Lease advice is one of the most common requirements for businesses who have got beyond the start-up phase. But if you are wary of lawyers making things complicated, you are not alone. Even in-house lawyers get upset when they hire external lawyers who make things complicated. As someone who has been both a partner in a law firm and in-house at one of the top property companies in Europe, I can assure you that lease advice can be kept simple. However, it is only kept simple when the lawyer deeply understands what is going on. A lease agreement (should) manage many risks relating to the building and the relationship between the landlord and the tenant. It is one of the most unregulated areas of law, so if something goes wrong it is unlikely that the law will impose any “fairness.” What we are actually doing is to make a complex thing simple. This also protects your relationship with the landlord and the managing agents. We do this in a number of ways:

We get involved early with our lease advice

This way we can most easily influence how the legal risks are divided up.
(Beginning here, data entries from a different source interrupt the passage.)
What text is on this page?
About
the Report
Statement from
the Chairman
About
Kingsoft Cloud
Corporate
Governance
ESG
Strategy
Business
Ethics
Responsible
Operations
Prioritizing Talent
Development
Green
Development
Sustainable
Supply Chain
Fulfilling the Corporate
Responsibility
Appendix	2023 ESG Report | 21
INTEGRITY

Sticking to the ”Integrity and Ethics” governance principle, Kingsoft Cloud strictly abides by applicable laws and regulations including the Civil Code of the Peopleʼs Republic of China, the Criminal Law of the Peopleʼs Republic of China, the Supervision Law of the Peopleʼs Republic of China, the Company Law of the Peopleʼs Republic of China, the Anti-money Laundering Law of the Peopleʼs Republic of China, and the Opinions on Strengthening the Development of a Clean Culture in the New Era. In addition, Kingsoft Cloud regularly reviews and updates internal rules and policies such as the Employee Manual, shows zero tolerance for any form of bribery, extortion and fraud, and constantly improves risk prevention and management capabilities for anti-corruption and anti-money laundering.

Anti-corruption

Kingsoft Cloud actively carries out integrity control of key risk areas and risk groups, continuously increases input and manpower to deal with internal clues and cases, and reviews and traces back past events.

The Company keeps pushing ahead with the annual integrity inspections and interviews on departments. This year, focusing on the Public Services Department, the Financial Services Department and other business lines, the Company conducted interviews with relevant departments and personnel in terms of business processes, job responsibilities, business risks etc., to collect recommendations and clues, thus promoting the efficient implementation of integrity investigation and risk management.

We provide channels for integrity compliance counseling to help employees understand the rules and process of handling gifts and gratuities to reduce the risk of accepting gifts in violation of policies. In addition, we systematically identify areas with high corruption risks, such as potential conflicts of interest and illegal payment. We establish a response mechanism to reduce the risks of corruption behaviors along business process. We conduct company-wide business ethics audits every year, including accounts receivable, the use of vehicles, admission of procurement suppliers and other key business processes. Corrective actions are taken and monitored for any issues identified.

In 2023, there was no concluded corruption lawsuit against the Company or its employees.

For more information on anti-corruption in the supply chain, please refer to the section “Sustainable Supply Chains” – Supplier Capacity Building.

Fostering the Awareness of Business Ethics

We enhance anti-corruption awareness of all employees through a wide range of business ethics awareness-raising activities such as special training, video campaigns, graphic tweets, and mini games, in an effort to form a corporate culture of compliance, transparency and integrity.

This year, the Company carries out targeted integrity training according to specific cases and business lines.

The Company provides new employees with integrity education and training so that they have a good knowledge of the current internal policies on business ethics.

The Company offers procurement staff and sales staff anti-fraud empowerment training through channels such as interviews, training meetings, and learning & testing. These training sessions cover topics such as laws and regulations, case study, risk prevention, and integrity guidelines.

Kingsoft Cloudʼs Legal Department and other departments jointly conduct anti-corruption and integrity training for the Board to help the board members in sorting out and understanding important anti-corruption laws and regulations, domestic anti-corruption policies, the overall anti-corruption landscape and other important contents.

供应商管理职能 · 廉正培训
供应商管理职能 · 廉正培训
If you have agreed detailed terms of the deal without taking legal advice you may find that you need to re-negotiate it and by then people dig in their heels and everything is much more time consuming.

We spend time with you

There are many property risks that we will manage on your behalf. We find simple solutions because we make sure we understand what you are doing, how you want things to be done and what you need to achieve.

I know there are many people who say they understand entrepreneurs but if you haven’t lived it, it is just not true. Some of our consultants also operate their own businesses and have been entrepreneurs.

Avoid Meaningless Arguments

Some people think they are effective but in fact they are just argumentative. In fact, that happens because (i) the lawyers are thinking of their own ego and overlook that their sole aim should actually be to help the client (ii) they don’t understand the actual financial cost of what they are talking about (iii) they don’t really understand the document so they are afraid to make any changes (iv) they never bothered to ask your opinion! We are interested in what you are doing and why. It helps us to understand what you need and what you don’t need. That means we can avoid meaningless arguments and we can solve the issues that do matter and tailor our lease advice without damaging your business relationships.

We understand the entire lifecycle of the lease

When the lease is signed, there are many more steps left: (i) the contracts to fit-out the shop or office (possibly with structural changes to the building), (ii) possibly you need to install cabling in a technical fit-out, (iii) supply and distribution agreements for your stock, (iv) marketing (v) hiring staff (vi) security (vii) managing the exit or expansion of the lease to ensure that you get a clean break and do not overpay. The lease of your property is not just an academic exercise but it affects the entire lifecycle of everything in your business. We understand all this and that’s why we can ensure the lease is not only simple but also thorough and avoids any uncertainty as you go through all these steps.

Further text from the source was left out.